1. Rufen Sie in der Google Cloud Console die Seite Ergebnisse von Security Command Center auf.

   Zu Ergebnissen

2. Wählen Sie bei Bedarf Ihr Google Cloud Projekt, Ihren Ordner oder Ihre Organisation aus.

3. Klicken Sie im Abschnitt Schnellfilter auf einen geeigneten Filter, um das gewünschte Ergebnis in der Tabelle Ergebnisse der Ergebnisabfrage anzuzeigen. Wenn Sie beispielsweise im Unterabschnitt Anzeigename der Quelle die Option Event Threat Detection oder Container Threat Detection auswählen, werden in den Ergebnissen nur Ergebnisse des ausgewählten Dienstes angezeigt.

   Die Tabelle enthält die Ergebnisse für die ausgewählte Quelle.

4. Klicken Sie auf den Namen des Ergebnisses unter Category (Kategorie), um Details zu einem bestimmten Ergebnis aufzurufen.

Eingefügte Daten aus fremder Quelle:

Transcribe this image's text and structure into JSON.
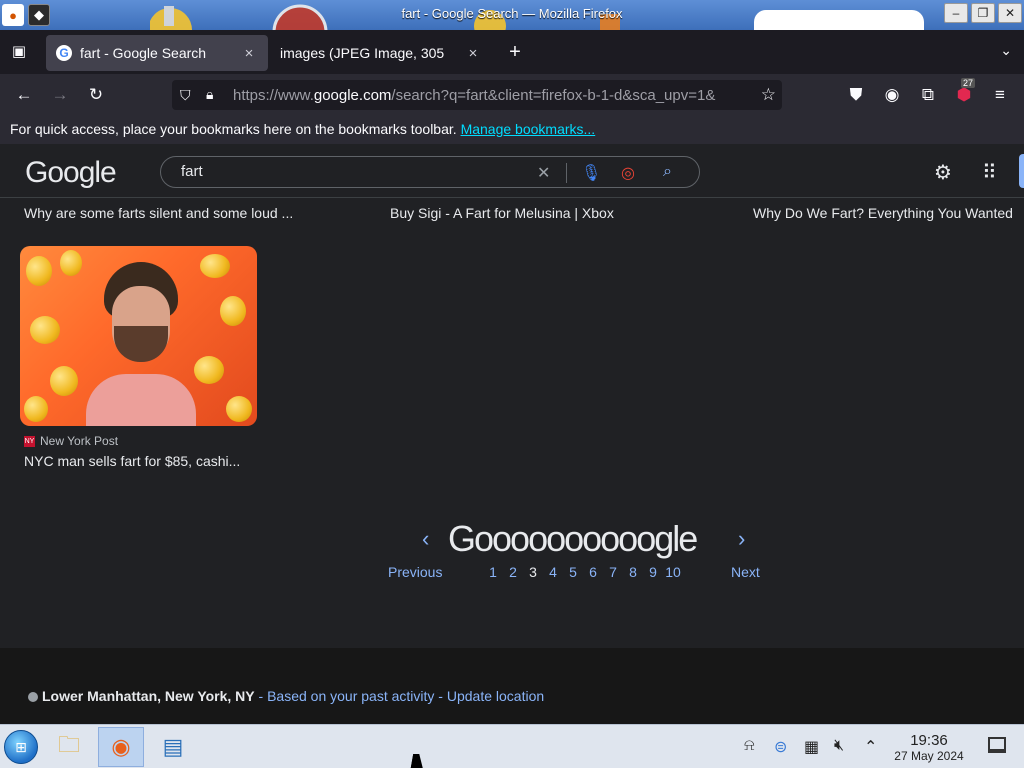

Der Bereich mit den Ergebnisdetails wird maximiert und zeigt eine Zusammenfassung der Details des Ergebnisses an.

5. Klicken Sie auf den Tab JSON, um die JSON-Definition des Ergebnisses aufzurufen.

Die Ergebnisse liefern die Namen und numerischen Kennzeichnungen der an einem Vorfall beteiligten Ressourcen sowie Umgebungsvariablen und Asset-Attribute. Mit diesen Informationen können Sie betroffene Ressourcen isolieren und den potenziellen Umfang eines Ereignisses feststellen.

Bedrohungsergebnissen enthalten auch Links zu den folgenden externen Ressourcen, um Sie bei der Untersuchung zu unterstützen:

• MITRE ATT&CK-Framework-Einträge. Das Framework erklärt Techniken für Angriffe auf Cloud-Ressourcen und bietet Anleitungen zur Problembehebung.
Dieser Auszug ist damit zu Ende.